Este sábado pasado tuvimos nuestra última reunión del año y nos sentimos agradecidos por todos esos momentos que pudimos compartir juntos, tal vez de la forma que nunca hubiéramos imaginado, pero eso no le quita valor a esos recuerdos que quedaron grabados en nuestra memoria.
Está claro que todo es por y para Dios, sin embargo, ustedes no dejan de ser importantes para que Ignite sea una realidad. Damos gracias por la vida de cada uno y por lo que aportaron siempre al grupo, a pesar de las dificultades de la situación.
También damos gracias por aquellos a los que conocimos por primera vez y que se sumaron a nosotros y también por los demás a los que pudimos acercarnos más. Cada uno es un ser muy especial y lleno de luz y son todos una bendición.

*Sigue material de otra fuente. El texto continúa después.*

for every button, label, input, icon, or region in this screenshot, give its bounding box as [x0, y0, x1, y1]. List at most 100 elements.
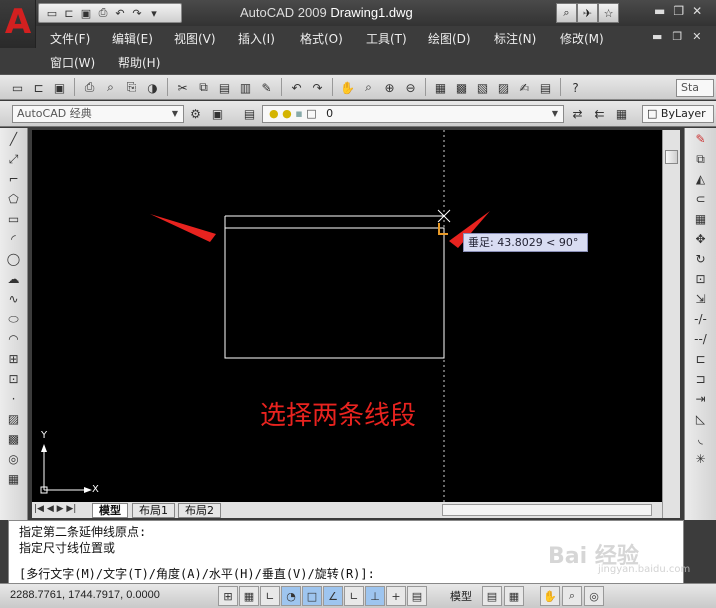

Esperamos seguir conociéndolos más y que podamos compartir una infinidad de nuevos recuerdos juntos.
Serán unas semanas en las que estaremos en pausa como grupo, pero quiero animarlos a que personalmente sigan activos en la fe, en su relación con nuestro Padre y que no se conformen con lo que han recibido de parte de Dios en lo que va del año, sino que pidan más de su llenura y enciendan aún más ese fuego que arde dentro de ustedes.
Adiós, Ignite 2020. Nos vemos en el 2021.
Si digo: «No pensaré más en el Señor, no volveré a hablar en su nombre», entonces tu palabra en mi interior se convierte en un fuego que devora, que me cala hasta los huesos. Trato de contenerla, pero no puedo.